A military submarine is again headed to the Canadian Arctic - but this time it's ours.

The Canadian Press has learned that one of the navy's four new submarines will sail into the waters off Baffin Island this summer as part of Operation Nanook, the first time a Canadian submarine has been used in such exercises. "I can confirm that we're going to have a sub in play," said Maj. Susan Gray of Canada Command in Ottawa.

HMCS Corner Brook, one of the four Victoria-class submarines purchased in 1998 from Great Britain, will take part in the 10-day exercises this August off the Baffin coast and into Hudson Strait and Ungava Bay. Although the final planning for the operation is not complete, the diesel-electric Corner Brook is not expected to venture under the Arctic ice, Gray said.

Arctic waters were considered strategically crucial during the Cold War. American submarines have been sailing the North since 1946 when USS Atule ventured into the area between Ellesmere Island and Greenland. USS Nautilus became the first submarine to reach the North Pole in 1958.

In 1960, USS Seadragon conducted the first submerged transit of the Northwest Passage - with a Canadian officer on board.

Russian submarines have also long been suspected of operating under the ice in waters Canada claims for its own.

Nanook, the latest in a series of Arctic military manoeuvres, is intended to assert Canadian sovereignty in the North as well as give soldiers, sailors, submariners and air crews practice operating in the Arctic environment. Last year's Operation Lancaster took a frigate into the eastern gate of the Northwest Passage - the furthest north the navy had been in a generation.

The navy will also contribute the frigate HMCS Halifax to Operation Nanook.
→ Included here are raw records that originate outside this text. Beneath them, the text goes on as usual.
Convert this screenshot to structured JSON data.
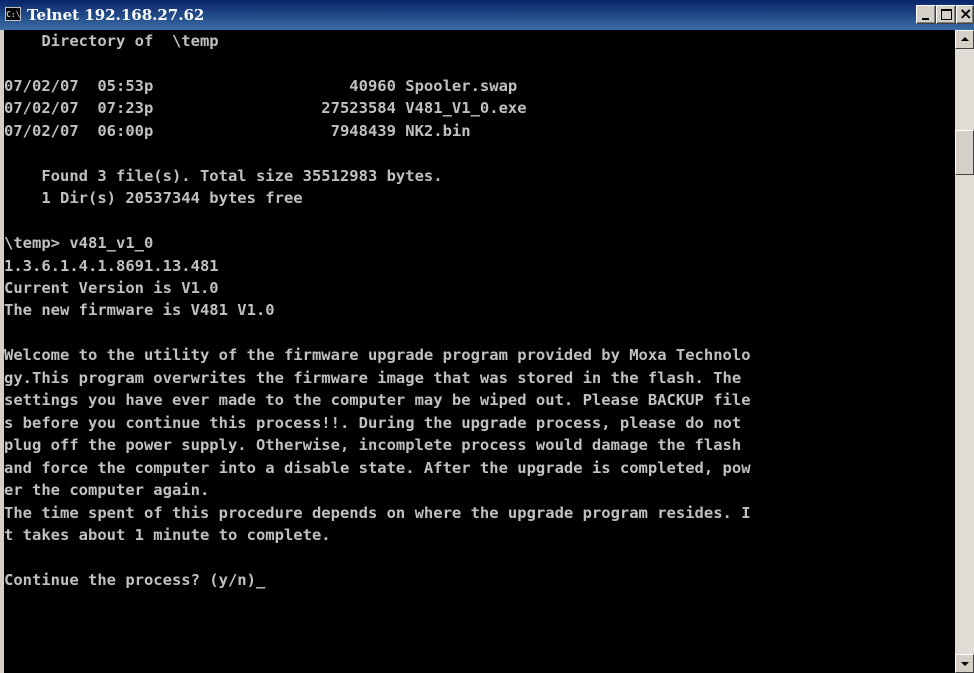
{
  "window": {
    "title": "Telnet 192.168.27.62",
    "icon": "console-icon",
    "icon_glyph": "C:\\"
  },
  "console": {
    "text": "    Directory of  \\temp\n\n07/02/07  05:53p                     40960 Spooler.swap\n07/02/07  07:23p                  27523584 V481_V1_0.exe\n07/02/07  06:00p                   7948439 NK2.bin\n\n    Found 3 file(s). Total size 35512983 bytes.\n    1 Dir(s) 20537344 bytes free\n\n\\temp> v481_v1_0\n1.3.6.1.4.1.8691.13.481\nCurrent Version is V1.0\nThe new firmware is V481 V1.0\n\nWelcome to the utility of the firmware upgrade program provided by Moxa Technolo\ngy.This program overwrites the firmware image that was stored in the flash. The\nsettings you have ever made to the computer may be wiped out. Please BACKUP file\ns before you continue this process!!. During the upgrade process, please do not\nplug off the power supply. Otherwise, incomplete process would damage the flash\nand force the computer into a disable state. After the upgrade is completed, pow\ner the computer again.\nThe time spent of this procedure depends on where the upgrade program resides. I\nt takes about 1 minute to complete.\n\nContinue the process? (y/n)",
    "cursor": "_"
  },
  "icons": {
    "minimize": "minimize-icon",
    "maximize": "maximize-icon",
    "close": "close-icon",
    "scroll_up": "scroll-up-arrow-icon",
    "scroll_down": "scroll-down-arrow-icon"
  },
  "colors": {
    "title_gradient_start": "#0a246a",
    "title_gradient_end": "#3a6ea5",
    "console_bg": "#000000",
    "console_fg": "#c0c0c0"
  }
}
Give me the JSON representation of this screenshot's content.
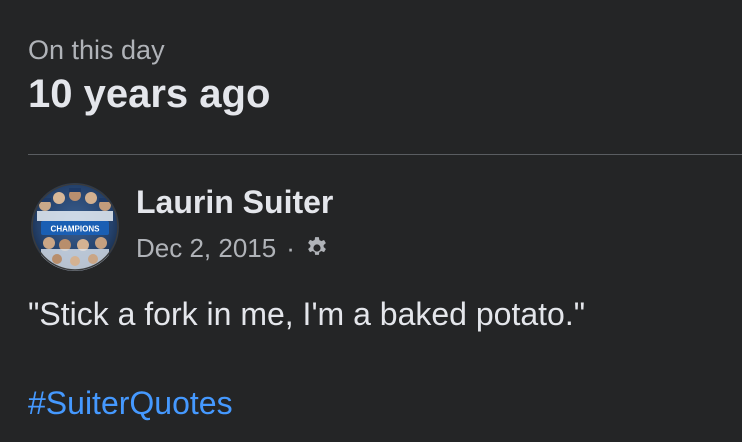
{
  "memory": {
    "label": "On this day",
    "period": "10 years ago"
  },
  "post": {
    "author": "Laurin Suiter",
    "date": "Dec 2, 2015",
    "separator": "·",
    "audience_icon": "gear-icon",
    "text": "\"Stick a fork in me, I'm a baked potato.\"",
    "hashtag": "#SuiterQuotes",
    "avatar_banner_text": "CHAMPIONS"
  },
  "colors": {
    "background": "#242526",
    "primary_text": "#e4e6eb",
    "secondary_text": "#b0b3b8",
    "link": "#4599ff",
    "divider": "#5a5d61"
  }
}
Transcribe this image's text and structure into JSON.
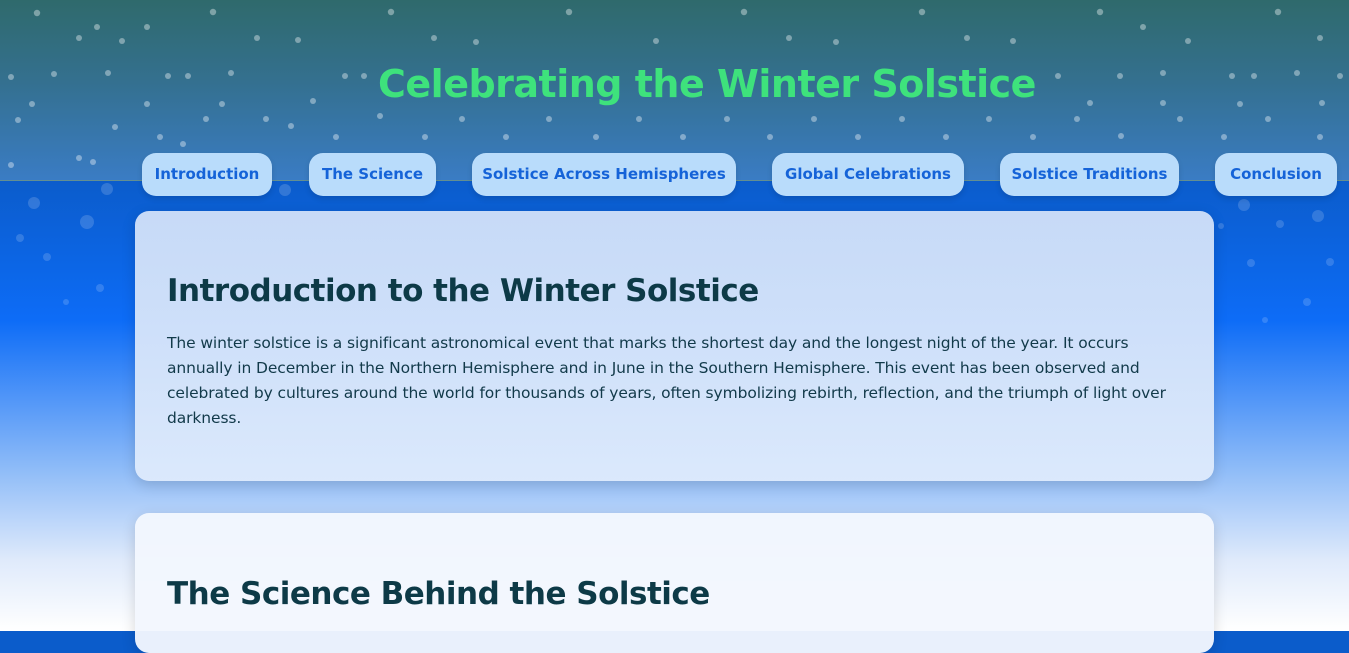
{
  "header": {
    "title": "Celebrating the Winter Solstice"
  },
  "nav": {
    "items": [
      {
        "label": "Introduction"
      },
      {
        "label": "The Science"
      },
      {
        "label": "Solstice Across Hemispheres"
      },
      {
        "label": "Global Celebrations"
      },
      {
        "label": "Solstice Traditions"
      },
      {
        "label": "Conclusion"
      }
    ]
  },
  "sections": [
    {
      "heading": "Introduction to the Winter Solstice",
      "body": "The winter solstice is a significant astronomical event that marks the shortest day and the longest night of the year. It occurs annually in December in the Northern Hemisphere and in June in the Southern Hemisphere. This event has been observed and celebrated by cultures around the world for thousands of years, often symbolizing rebirth, reflection, and the triumph of light over darkness."
    },
    {
      "heading": "The Science Behind the Solstice"
    }
  ],
  "colors": {
    "title": "#3ee27c",
    "nav_button_bg": "#b9dcfb",
    "nav_button_text": "#1563d8",
    "heading": "#0d3a47",
    "header_top": "#2f6a6c",
    "page_blue": "#0d6cf7"
  }
}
Air Force assets will include Griffon helicopters as well as Aurora surveillance planes, CF-18s and Twin Otters.

A platoon of infantry - between 20 and 30 soldiers - will also be involved.

But it's the participation of the Corner Brook that sets Nanook apart.

"Sending a sub up to northern waters has significant ramifications for our ability to know what's going on," said Rob Huebert of the Centre for Military and Strategic Studies at the University of Calgary.

Basing and operating a sub in North Atlantic and Arctic waters keeps Canada privy to high-level NATO information-sharing between other nations who operate submarines, he said.

"The moment you start operating in those waters, what kicks in under NATO is you have to share that information with each other, so they don't go bumping into each other in the night."

In all, 40 countries around the world operate 400 subs. Countries such as China are undergoing ambitious sub-building programs.

And as climate change opens previously ice-locked Arctic seas, defence analysts point to the diplomatic advantages of the stealth and uncertainty that submarines create.

"The suspected presence of even a single boat can exert diplomatic, political or military influence in the furtherance of national goals and interests," writes Cmdr. Michael Craven in the most recent Canadian Military Journal.

"Examples in the Canadian context include ... the spring 1995 fisheries dispute with Spain."

The Corner Brook's participation in Nanook is likely designed to give Canadian submariners experience operating in near-ice conditions, said Huebert. Diesel-electric boats don't have the power to break through ice the way nuclear submarines do.

"No conventional-powered sub captain will go willingly under ice," Huebert said.

The boat will actually have to be wary of nearby ice.

"He's going to keep a healthy distance. Ice can travel fast."

Still, Huebert said, Operation Nanook will be a landmark in Arctic sovereignty.

"It's the first time we're actually going to send the subs up."